Dans la deuxième partie de mon intervention, je souhaite souligner que certaines mesures du projet de loi suscitent beaucoup d'inquiétudes, tant sur la remise en question du principe de laïcité que sur le champ des libertés fondamentales. À l'instar de Jean Baubérot, nous dénonçons un texte qui « affirme renforcer la laïcité, alors qu'il porte atteinte à la séparation des religions et de l'État ». Un rôle beaucoup plus important est désormais accordé à l'État dans l'organisation de toutes les religions et de leurs pratiques. De nouvelles contraintes sont imposées aux Églises, qui ne posaient pourtant pas de problème, pour tenter de les faire admettre à un culte – le culte musulman – dont les représentants conviennent d'ailleurs des efforts à poursuivre pour que leurs responsables locaux et nationaux soient mieux identifiés.

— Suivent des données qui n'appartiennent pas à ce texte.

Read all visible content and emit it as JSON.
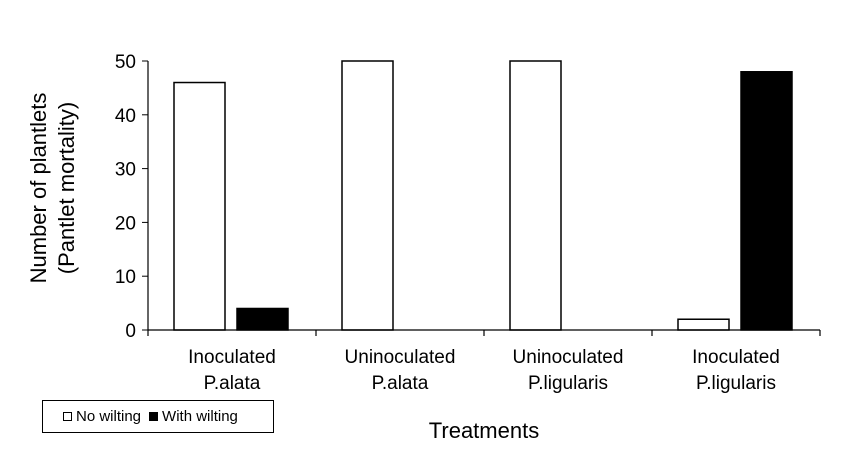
{
  "chart_data": {
    "type": "bar",
    "categories": [
      [
        "Inoculated",
        "P.alata"
      ],
      [
        "Uninoculated",
        "P.alata"
      ],
      [
        "Uninoculated",
        "P.ligularis"
      ],
      [
        "Inoculated",
        "P.ligularis"
      ]
    ],
    "series": [
      {
        "name": "No wilting",
        "values": [
          46,
          50,
          50,
          2
        ],
        "color": "#ffffff"
      },
      {
        "name": "With wilting",
        "values": [
          4,
          0,
          0,
          48
        ],
        "color": "#000000"
      }
    ],
    "xlabel": "Treatments",
    "ylabel": [
      "Number of plantlets",
      "(Pantlet mortality)"
    ],
    "ylim": [
      0,
      50
    ],
    "yticks": [
      0,
      10,
      20,
      30,
      40,
      50
    ],
    "grid": false,
    "legend_position": "bottom-left"
  }
}
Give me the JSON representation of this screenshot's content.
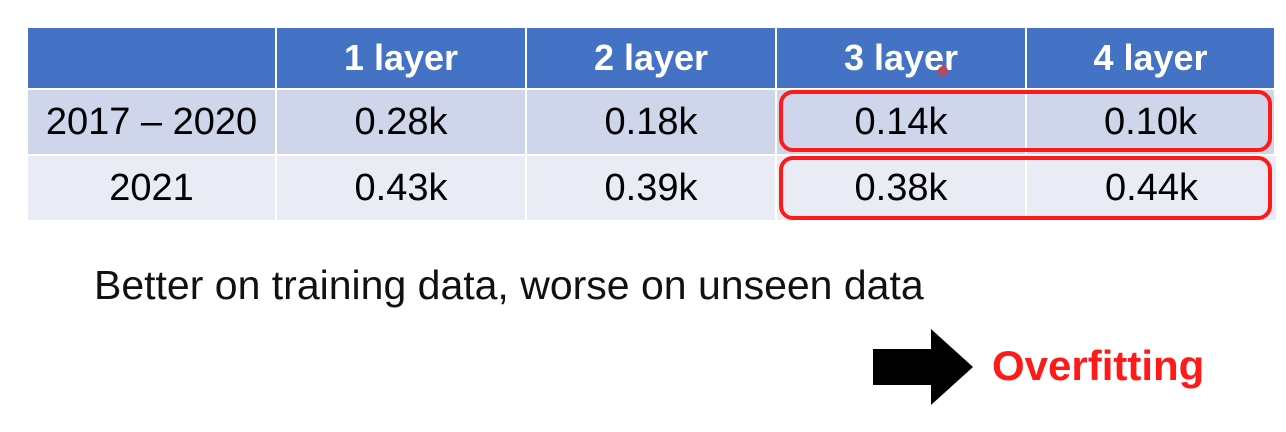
{
  "chart_data": {
    "type": "table",
    "columns": [
      "",
      "1 layer",
      "2 layer",
      "3 layer",
      "4 layer"
    ],
    "rows": [
      {
        "label": "2017 – 2020",
        "values": [
          "0.28k",
          "0.18k",
          "0.14k",
          "0.10k"
        ]
      },
      {
        "label": "2021",
        "values": [
          "0.43k",
          "0.39k",
          "0.38k",
          "0.44k"
        ]
      }
    ],
    "highlighted_columns": [
      "3 layer",
      "4 layer"
    ]
  },
  "caption": "Better on training data, worse on unseen data",
  "conclusion": "Overfitting",
  "icons": {
    "arrow": "right-arrow-icon",
    "cursor": "pointer-dot-icon"
  },
  "colors": {
    "header_bg": "#4472c4",
    "row1_bg": "#cfd5ea",
    "row2_bg": "#e9ebf5",
    "highlight": "#ff1a1a"
  }
}
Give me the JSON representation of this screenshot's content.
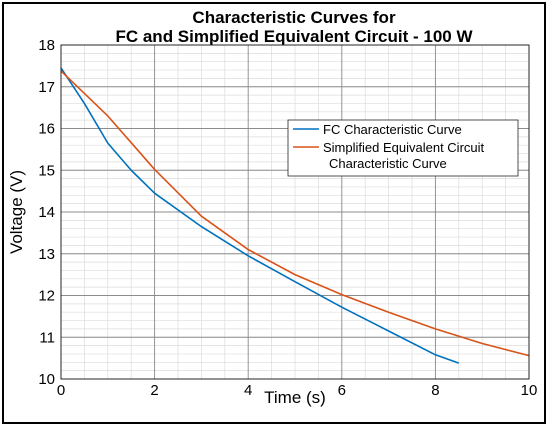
{
  "chart_data": {
    "type": "line",
    "title": "Characteristic Curves for",
    "subtitle": "FC and Simplified Equivalent Circuit - 100 W",
    "xlabel": "Time (s)",
    "ylabel": "Voltage (V)",
    "xlim": [
      0,
      10
    ],
    "ylim": [
      10,
      18
    ],
    "xticks": [
      0,
      2,
      4,
      6,
      8,
      10
    ],
    "yticks": [
      10,
      11,
      12,
      13,
      14,
      15,
      16,
      17,
      18
    ],
    "grid": "major and minor",
    "legend_position": "right",
    "series": [
      {
        "name": "FC Characteristic Curve",
        "color": "#0072BD",
        "x": [
          0,
          0.5,
          1,
          1.5,
          2,
          3,
          4,
          5,
          6,
          7,
          8,
          8.5
        ],
        "y": [
          17.45,
          16.6,
          15.65,
          15.0,
          14.45,
          13.65,
          12.95,
          12.33,
          11.72,
          11.15,
          10.58,
          10.38
        ]
      },
      {
        "name_lines": [
          "Simplified Equivalent Circuit",
          "Characteristic Curve"
        ],
        "color": "#D95319",
        "x": [
          0,
          1,
          2,
          3,
          4,
          5,
          6,
          7,
          8,
          9,
          10
        ],
        "y": [
          17.38,
          16.3,
          15.02,
          13.9,
          13.1,
          12.5,
          12.02,
          11.6,
          11.2,
          10.85,
          10.56
        ]
      }
    ]
  }
}
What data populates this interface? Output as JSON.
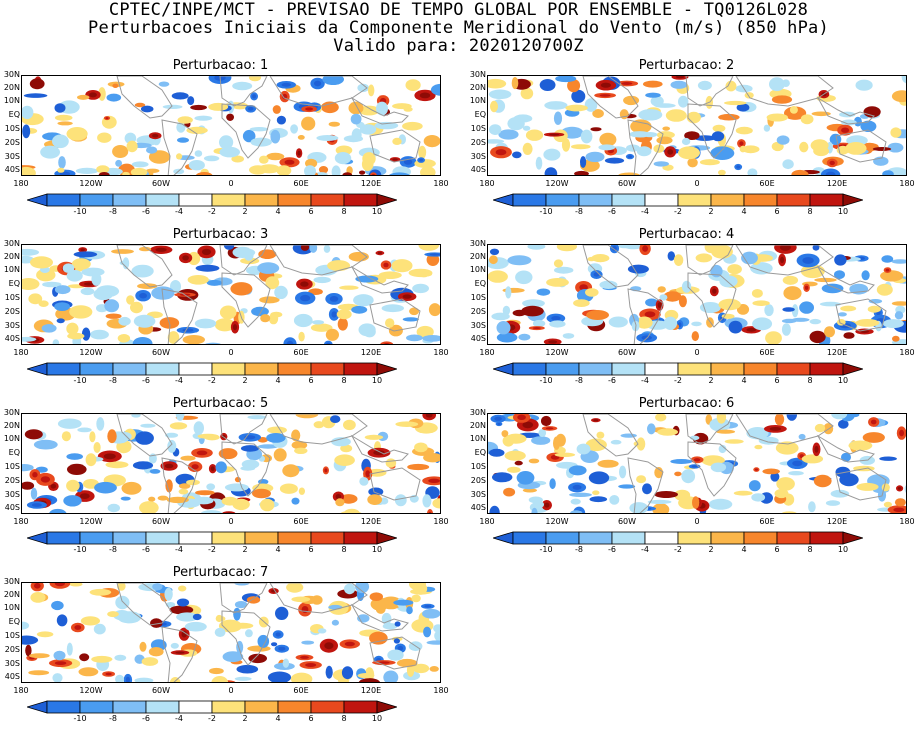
{
  "header": {
    "line1": "CPTEC/INPE/MCT - PREVISAO DE TEMPO GLOBAL POR ENSEMBLE - TQ0126L028",
    "line2": "Perturbacoes Iniciais da Componente Meridional do Vento (m/s) (850 hPa)",
    "line3": "Valido para: 2020120700Z"
  },
  "panels": [
    {
      "title": "Perturbacao: 1",
      "seed": 11
    },
    {
      "title": "Perturbacao: 2",
      "seed": 23
    },
    {
      "title": "Perturbacao: 3",
      "seed": 37
    },
    {
      "title": "Perturbacao: 4",
      "seed": 41
    },
    {
      "title": "Perturbacao: 5",
      "seed": 53
    },
    {
      "title": "Perturbacao: 6",
      "seed": 67
    },
    {
      "title": "Perturbacao: 7",
      "seed": 79
    }
  ],
  "lat_labels": [
    "30N",
    "20N",
    "10N",
    "EQ",
    "10S",
    "20S",
    "30S",
    "40S"
  ],
  "lon_labels": [
    "180",
    "120W",
    "60W",
    "0",
    "60E",
    "120E",
    "180"
  ],
  "colorbar": {
    "labels": [
      "-10",
      "-8",
      "-6",
      "-4",
      "-2",
      "2",
      "4",
      "6",
      "8",
      "10"
    ],
    "colors": [
      "#1e5fd6",
      "#2a78e6",
      "#4a9cf0",
      "#7fbef5",
      "#b4e2f6",
      "#ffffff",
      "#fde27a",
      "#fbb64a",
      "#f7862c",
      "#e8491e",
      "#c0150f",
      "#8e0b06"
    ]
  }
}
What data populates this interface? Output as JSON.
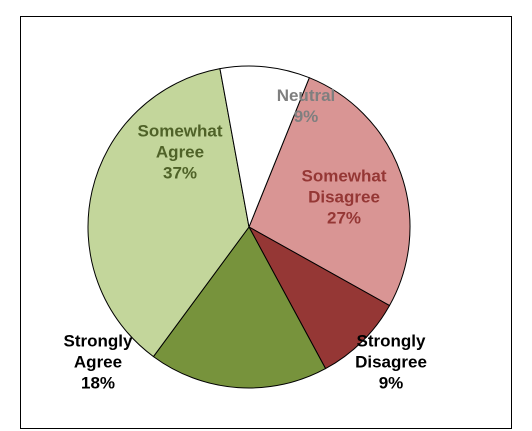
{
  "chart_data": {
    "type": "pie",
    "title": "",
    "start_angle_deg": -68,
    "direction": "clockwise",
    "slices": [
      {
        "key": "somewhat-disagree",
        "label_lines": [
          "Somewhat",
          "Disagree",
          "27%"
        ],
        "value": 27,
        "color": "#D99594",
        "label_color": "#953735"
      },
      {
        "key": "strongly-disagree",
        "label_lines": [
          "Strongly",
          "Disagree",
          "9%"
        ],
        "value": 9,
        "color": "#953735",
        "label_color": "#000000"
      },
      {
        "key": "strongly-agree",
        "label_lines": [
          "Strongly",
          "Agree",
          "18%"
        ],
        "value": 18,
        "color": "#77933C",
        "label_color": "#000000"
      },
      {
        "key": "somewhat-agree",
        "label_lines": [
          "Somewhat",
          "Agree",
          "37%"
        ],
        "value": 37,
        "color": "#C3D69B",
        "label_color": "#4F6228"
      },
      {
        "key": "neutral",
        "label_lines": [
          "Neutral",
          "9%"
        ],
        "value": 9,
        "color": "#FFFFFF",
        "label_color": "#7F7F7F"
      }
    ]
  }
}
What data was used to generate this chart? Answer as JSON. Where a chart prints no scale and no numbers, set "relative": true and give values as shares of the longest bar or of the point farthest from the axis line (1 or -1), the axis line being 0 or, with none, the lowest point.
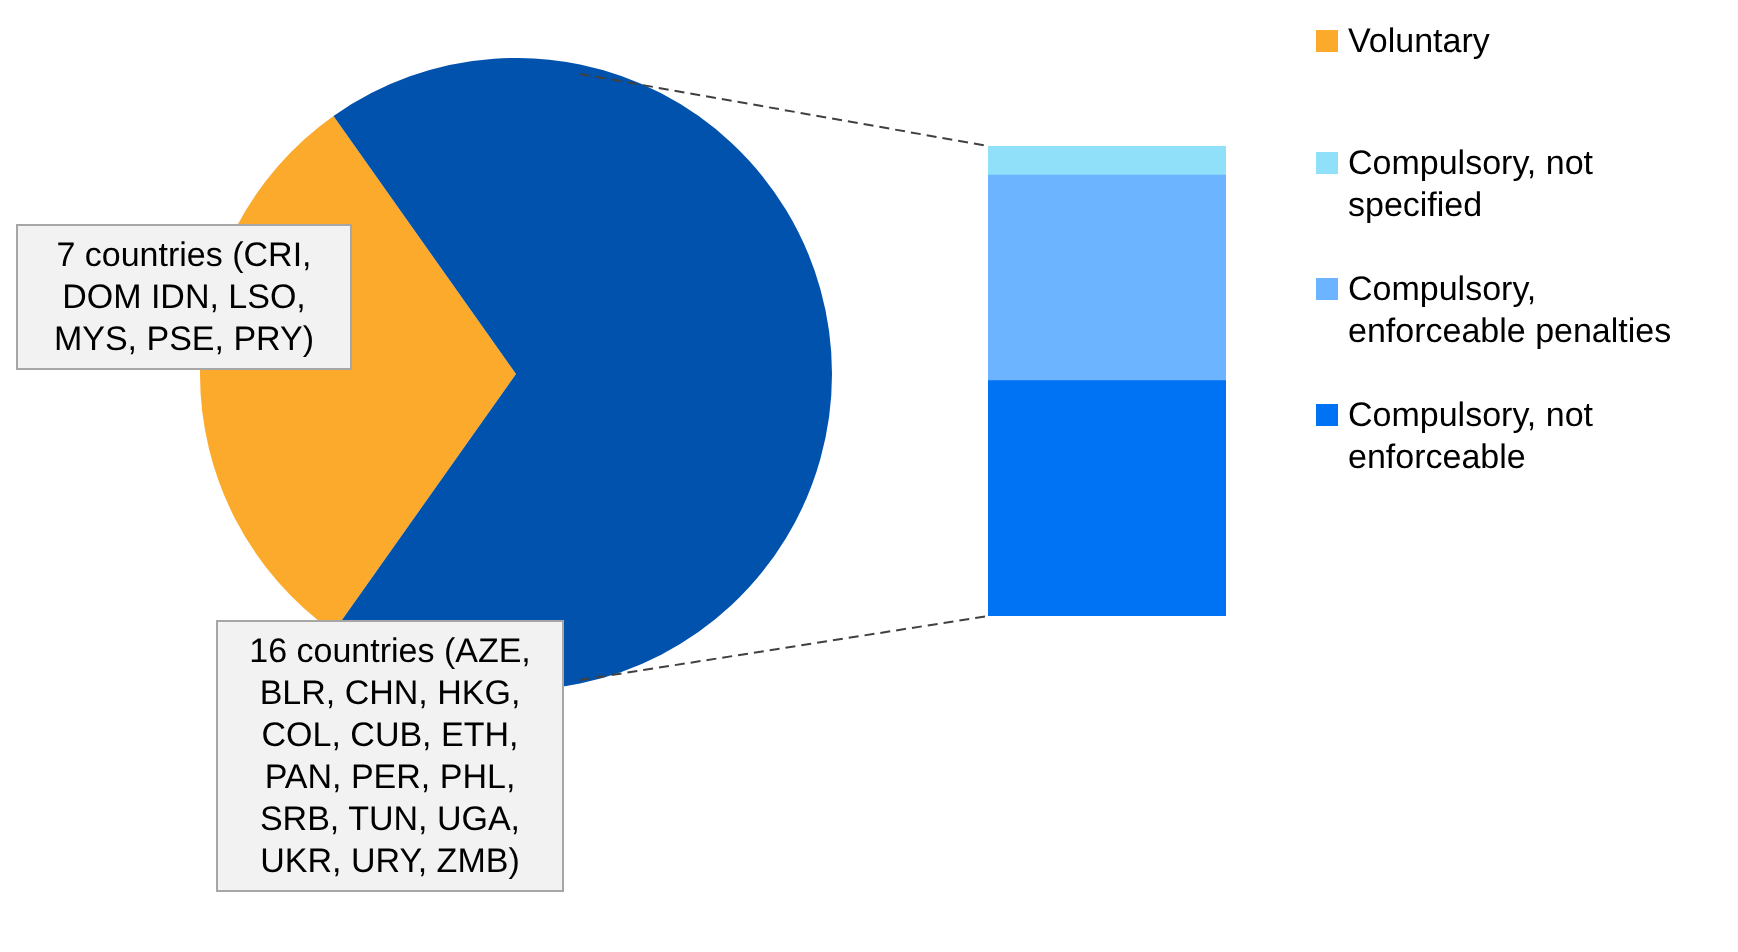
{
  "chart_data": [
    {
      "type": "pie",
      "categories": [
        "Voluntary",
        null
      ],
      "values": [
        30.4,
        69.6
      ],
      "colors": [
        "#fbaa2b",
        "#0052ac"
      ],
      "legend": "right",
      "annotations": [
        "7 countries (CRI, DOM IDN, LSO, MYS, PSE, PRY)",
        "16 countries (AZE, BLR, CHN, HKG, COL, CUB, ETH, PAN, PER, PHL, SRB, TUN, UGA, UKR, URY, ZMB)"
      ]
    },
    {
      "type": "bar",
      "stacked": true,
      "relative": true,
      "categories": [
        null
      ],
      "legend": "right",
      "series": [
        {
          "name": "Compulsory, not enforceable",
          "color": "#0073f5",
          "values": [
            0.5
          ]
        },
        {
          "name": "Compulsory, enforceable penalties",
          "color": "#6cb4ff",
          "values": [
            0.4375
          ]
        },
        {
          "name": "Compulsory, not specified",
          "color": "#8fe0f8",
          "values": [
            0.0625
          ]
        }
      ]
    }
  ]
}
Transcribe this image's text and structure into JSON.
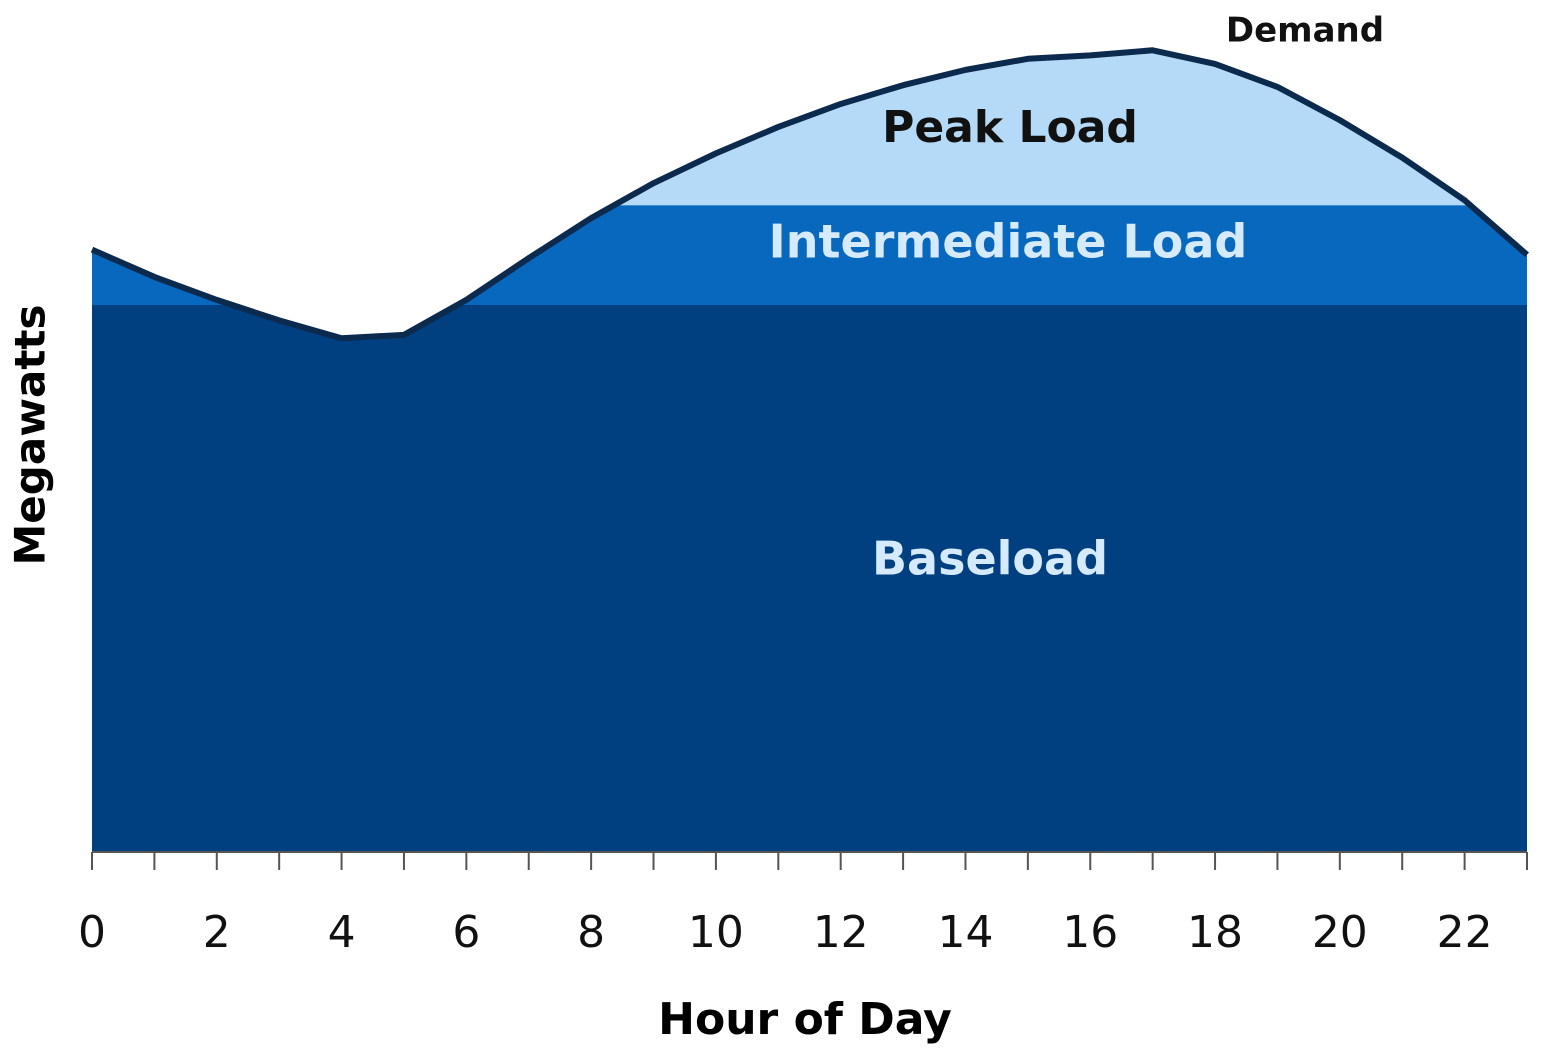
{
  "chart_data": {
    "type": "area",
    "x_label": "Hour of Day",
    "y_label": "Megawatts",
    "x": [
      0,
      1,
      2,
      3,
      4,
      5,
      6,
      7,
      8,
      9,
      10,
      11,
      12,
      13,
      14,
      15,
      16,
      17,
      18,
      19,
      20,
      21,
      22,
      23
    ],
    "series": [
      {
        "name": "Demand",
        "color": "#0b2a4e",
        "values": [
          70.7,
          67.5,
          64.8,
          62.4,
          60.3,
          60.7,
          64.8,
          69.7,
          74.4,
          78.5,
          82.0,
          85.1,
          87.8,
          90.0,
          91.8,
          93.1,
          93.5,
          94.1,
          92.5,
          89.8,
          85.9,
          81.5,
          76.5,
          70.1
        ]
      }
    ],
    "bands": [
      {
        "name": "Baseload",
        "upper": 64.2,
        "color": "#004080",
        "label_color": "#d5eafc"
      },
      {
        "name": "Intermediate Load",
        "upper": 75.9,
        "color": "#0868bd",
        "label_color": "#d5eafc"
      },
      {
        "name": "Peak Load",
        "color": "#b5daf7",
        "label_color": "#111111"
      }
    ],
    "xlim": [
      0,
      23
    ],
    "ylim": [
      0,
      100
    ],
    "xticks": [
      0,
      2,
      4,
      6,
      8,
      10,
      12,
      14,
      16,
      18,
      20,
      22
    ]
  }
}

Parmi ces mesures, nous nous inquiétons des nouvelles contraintes imposées aux associations cultuelles et plus largement au monde associatif, sur lequel nous devons jeter non pas un regard naïf, mais au contraire bienveillant, en soutenant ses actions. Certes, pas un euro ne doit être attribué à une association qui représenterait un danger pour la République – il est d'ailleurs étrange de devoir le préciser dans une loi ! En revanche, d'importants crédits devraient être réservés à ces associations qui agissent dans de multiples domaines et qui contribuent à la cohésion sociale. Le contrôle sans largesse des associations ne peut que les décourager, notamment celles qui tissent du lien social dans les quartiers difficiles. Toutes redoutent un contrat d'engagement républicain mal défini, mal compris, qui deviendrait un outil de sélection à la main des autorités.